This summer I traveled to the Black Hills in South Dakota with my mom. To me the Black Hills meant relaxation, fun, and new sights! We drove three very long days from Cedar Crest, New Mexico. The first night, we stayed in a KOA in Laramie, Wyoming. The next morning we headed to Devil’s Tower, Wyoming. It was tall and clawed with grooves on all sides, like when you peel off string cheese. The formation was not a non-active volcano, as I thought, but layers of magma that built up over the years. It’s not completely uncovered either. As the softer stone wears away with erosion, more of Devil’s Tower is revealed. We didn’t linger too long because of the heat.
We continued to drive until we reached Hulett, Wyoming, where we stayed in the Hulett Motel. There we saw a doe with triplets! The following day found us in Custer State Park, South Dakota. We were to stay in Bluebell Campground for five days in a small cabin.
The first day at Custer, we went on a scenic drive on the Wildlife Loop, spotting many deer and antelope. Our cameras flashed every five seconds and we put them down momentarily as we headed to Bear Country USA. The poor cameras never got another break. We resumed picture-taking enthusiastically as soon as we saw the elk with the massive racks lounging in the grass. Wolves lazed in the road. A caged mountain lion eyed us disinterestedly, a bear resting in front of its chain-link fence. We saw some mountain goats, but they were hardly worth looking at compared to the bears. When we reach their territory, our cameras worked overtime.
Shaggy cinnamon lumps scratched idly at itches on their necks, and fuzzy black shadows wandered through the grass. It was a bear safari. We drove to the baby enclosure, where a grassy fenced area showed scurrying little blobs, constantly launching themselves at each other. As we approached, the blobs defined themselves as fuzzy bear cubs. They tussled with each other, only to be distracted by the golf cart that came to feed them. Then they all stood on their hind legs, their little necks craning upward, eyes glued to the treats. And you guessed it; our cameras were snapping pictures a mile a minute.
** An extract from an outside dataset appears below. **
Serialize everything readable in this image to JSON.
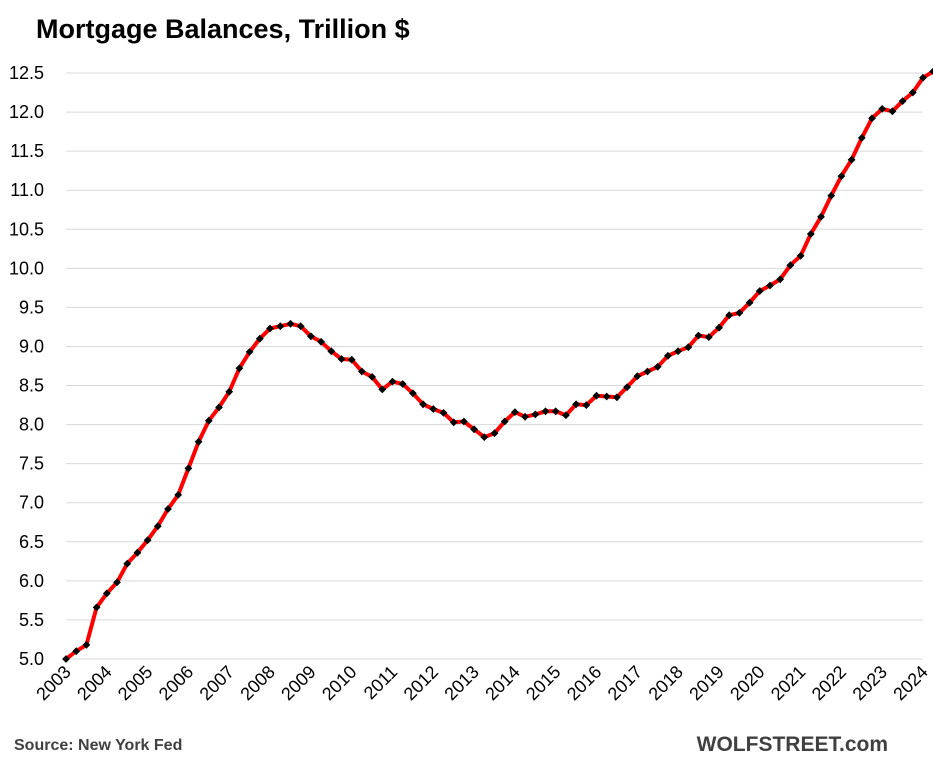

After finally managing to tear our eyes away, we fell into the tourist trap of Keystone. We shopped till we dropped. But the main attraction was still yet to see. The big heads carved in the rock. That’s right, Mt. Rushmore. Naturally we took pictures and explored the history of Mt Rushmore a little bit. I learned that originally they weren’t going to put Teddy up there, and they made a booboo on Jefferson’s face, so they had to blow him off the mountain and move the whole thing over.
The rest of the week consisted of a boring non scenic train ride from Hill City to Keystone, a tour of Wind Cave, a trip to the hot rugged Badlands (which I wouldn’t return to), scenic drives, and much ogling at the hundreds of buffalo in Custer State Park. Not to mention, the wild burros, that would shove their cute obnoxious noses into your car window if you had food. They weren’t considered wildlife, because they had been turned loose by people going up to the fire tower, and therefore it was acceptable to stuff their furry faces. I had so much fun, and I hope other people enjoy the Black Hills as much as I did!